Hopefully in the not-too-distant future we’ll be able to run bigger trail cleans that people can come along and join in with, but for the meantime – you can have a huge impact by just making a start on your local loop.
Does Trash Free Trails welcome people who are new to mountain biking?
Trash Free Trails is a broad community of riders, runners and roamers. Everyone is welcome. We’re lucky that we’ve received some great support from big names within mountain biking and have some incredible athletes on the A Team.
Having said that, most of us are mere mortals who love nothing more than a pootle round our local area with several stops for tea and cake (or craft IPA) thrown in! If you value time outdoors and care about wild places, whatever that means to you, you’re welcome at Trash Free Trails.

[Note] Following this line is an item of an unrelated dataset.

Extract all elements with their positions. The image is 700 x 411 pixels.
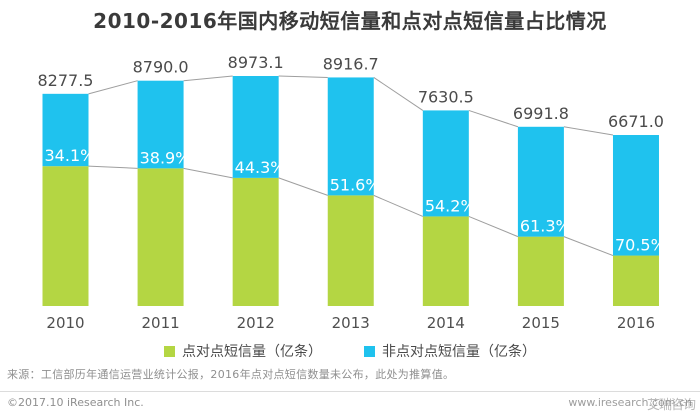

Tidying up your trails is a really great way to get to know the trails better and appreciate the details. It’s also a great way of slowing the pace and taking lots of breaks, so it’s a brilliant leveller in a mixed-ability group and means it’s easy to stick together as a group.
Joining in a trail clean unites people around a shared goal and inevitably leads to healthy competition around who can collect the weirdest item/most plastic bottles and so on, rather than who’s first to the top of the climb or fastest through the rock garden.
Obviously we’ve had to do things differently this past year, with our trail cleans being fairly low-key affairs with a maximum of six people. I joined the A Team in the first lockdown, meaning I’ve never met the rest of the gang in real life.
But through a combination of social media and DIY events like the Spring Trail Clean and Autumn Litter Watch, I’ve felt like a member of a great big community of like-minded riders and I can’t wait till we can travel further afield and meet up for trail cleans in new parts of the country.